The blockchain company’s data Flipside Crypto show that 50% of DAI, Maker’s decentralized stable coin, is now in Compound (COMP).. Although the data appears to be a positive factor in the growth of COMP, shows a worrying trend for DAI.
Since June the number of DAIs in the DeFi protocol, Compound, increased rapidly. As of August, there is almost $ 800 million in DAI in compound.
Total insurance value in compound finance (USD). Source: Flipside Crypto
Why it could be a worrying trend for DAI
DAI is the dominant decentralized stablecoin in the cryptocurrency market. In contrast to other widely used stable coins such as rope (USDT), DAI is managed by a peer-to-peer ecosystem.
According to researchers at Flipside Crypto Having such a significant part of the DAI offering concentrated on a single platform can lead to liquidity problems. Other users of other competing platforms may want to use DAI, but there may be a lack of supply in the market.
In the past two months The DeFi market has grown in value by more than $ 4 billion. This, of course, resulted in an increase in demand for most DeFi-related projects and services. Certain The appetite for decentralized stable coins such as DAI and oracles increased significantly.
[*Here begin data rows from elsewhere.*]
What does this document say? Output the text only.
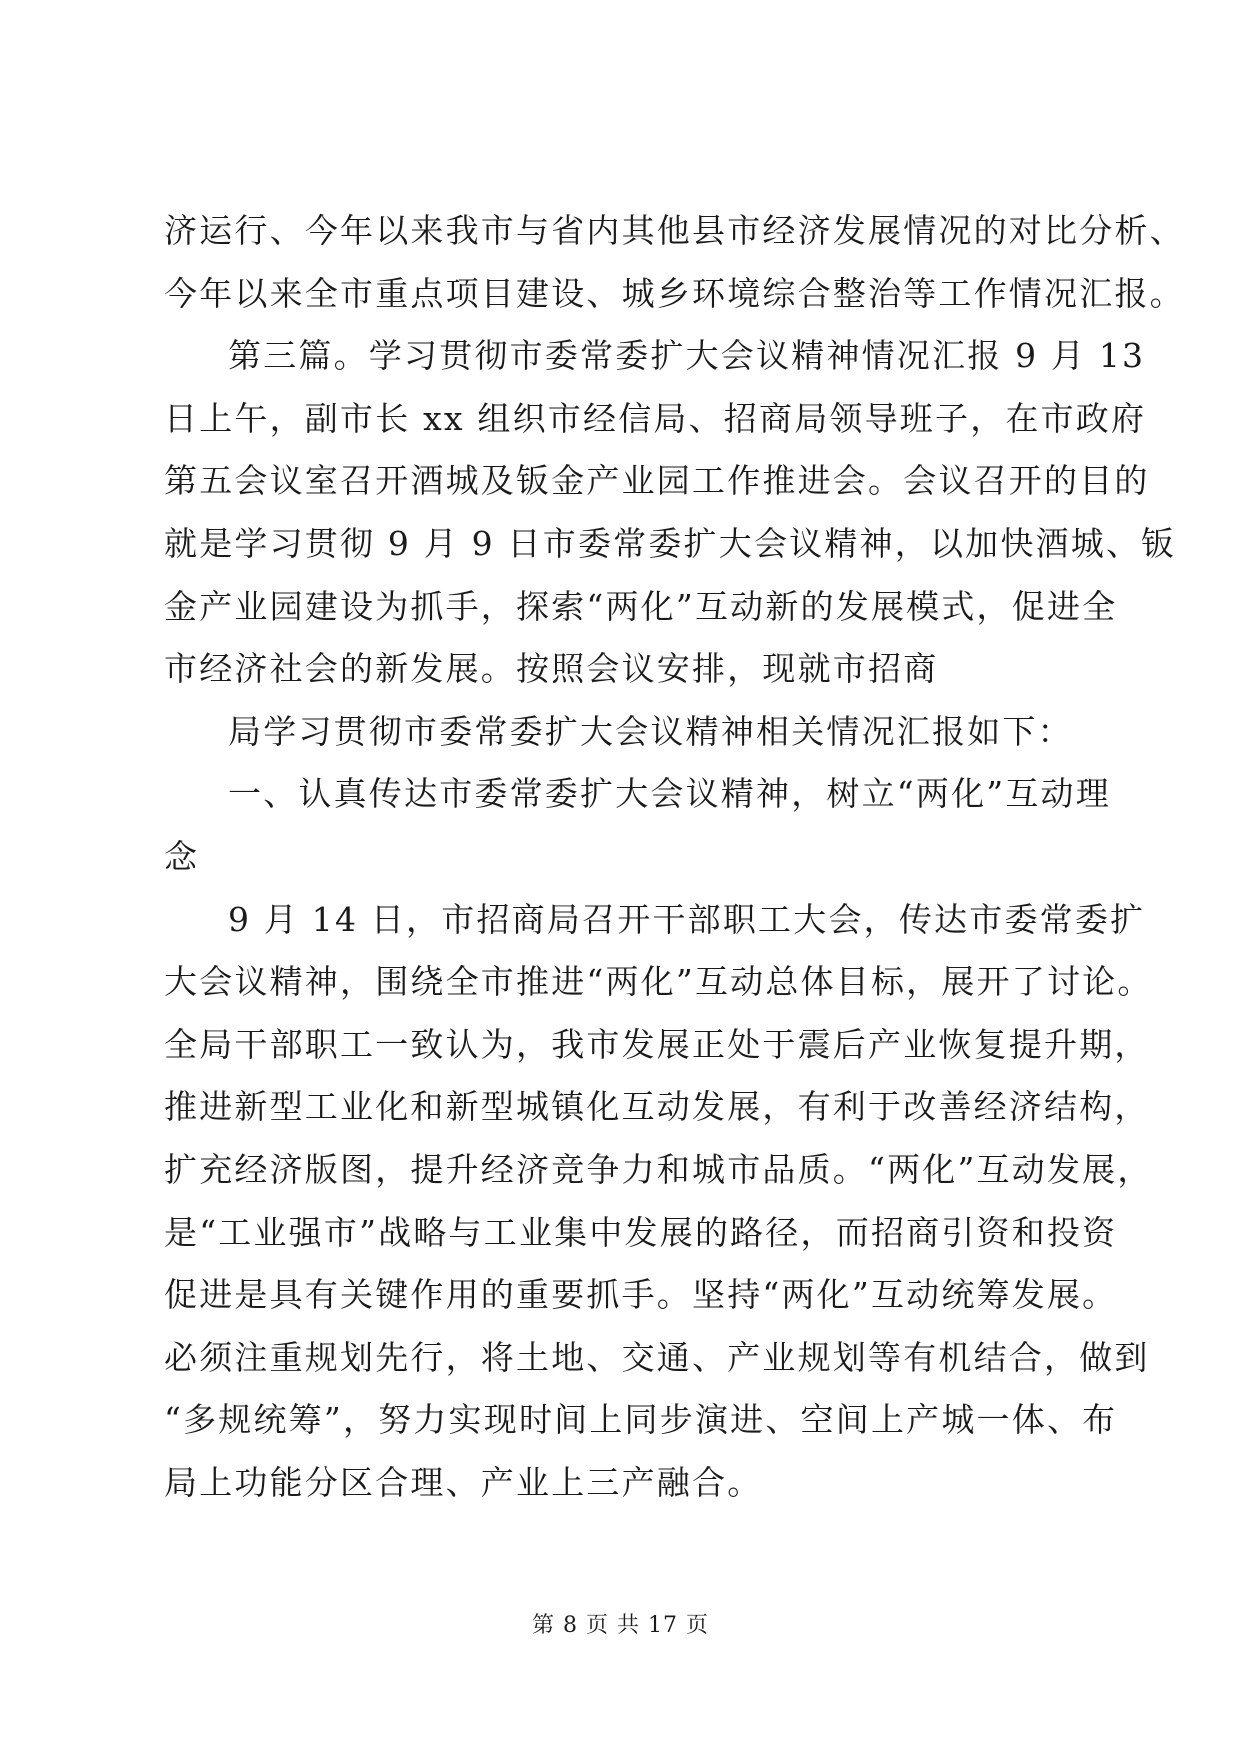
济运行、今年以来我市与省内其他县市经济发展情况的对比分析、
今年以来全市重点项目建设、城乡环境综合整治等工作情况汇报。
第三篇。学习贯彻市委常委扩大会议精神情况汇报 9 月 13
日上午，副市长 xx 组织市经信局、招商局领导班子，在市政府
第五会议室召开酒城及钣金产业园工作推进会。会议召开的目的
就是学习贯彻 9 月 9 日市委常委扩大会议精神，以加快酒城、钣
金产业园建设为抓手，探索“两化”互动新的发展模式，促进全
市经济社会的新发展。按照会议安排，现就市招商
局学习贯彻市委常委扩大会议精神相关情况汇报如下：
一、认真传达市委常委扩大会议精神，树立“两化”互动理
念
9 月 14 日，市招商局召开干部职工大会，传达市委常委扩
大会议精神，围绕全市推进“两化”互动总体目标，展开了讨论。
全局干部职工一致认为，我市发展正处于震后产业恢复提升期，
推进新型工业化和新型城镇化互动发展，有利于改善经济结构，
扩充经济版图，提升经济竞争力和城市品质。“两化”互动发展，
是“工业强市”战略与工业集中发展的路径，而招商引资和投资
促进是具有关键作用的重要抓手。坚持“两化”互动统筹发展。
必须注重规划先行，将土地、交通、产业规划等有机结合，做到
“多规统筹”，努力实现时间上同步演进、空间上产城一体、布
局上功能分区合理、产业上三产融合。
第 8 页 共 17 页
As a result A large number of DAIs targeted the dominant DeFi protocols. Current data from DeFi Pulse show that Compound is insured for a total of more than $ 790 million, but the researchers emphasized that DAI’s massive entry into Compound could become a problem. They declared:
“DAI is the only stable coin with support. It is said to be more decentralized and censorship-resistant than USDC and USDT. However, the lack of liquidity could lead to uncertainty about using DAI as a decentralized stable coin in DeFi protocols.” .
Flipside Crypto further stated that many DeFi teams are disappointed with the limited liquidity and stability of DAI.. These liquidity problems, which are inherently difficult to solve for a decentralized project, You could push users towards centralized stablecoins.
Tether and USDC valuations have risen significantly since April. Now, Tether, the largest stable coin in the global cryptocurrency market, is worth more than $ 10 billion.
Short term, Maker and DAI ecosystem could solve the problem of maintaining liquidity. However, if solutions are not presented, the researchers warned that it could affect the impact of the DAI network. The researchers found:
“We have already seen many DeFi teams express their frustration with the lack of liquidity and stability in DAI. Many are opting for USDC instead. This is likely to hurt the long-term impact of the DAI network, if not.” does nothing to immediately correct the problem. “
COMP and Maker continue to thrive
Despite the strong market correction on August 11th The connection’s COMP token has increased by over 41%. Maker, the network that DAI is based on, also saw a 20% increase overnight.
The strong momentum of COMP and Maker means that the prices for their domestic tokens continue to rise. The rapidly increasing demand for both networks, however, brings problems of scale and liquidity with it.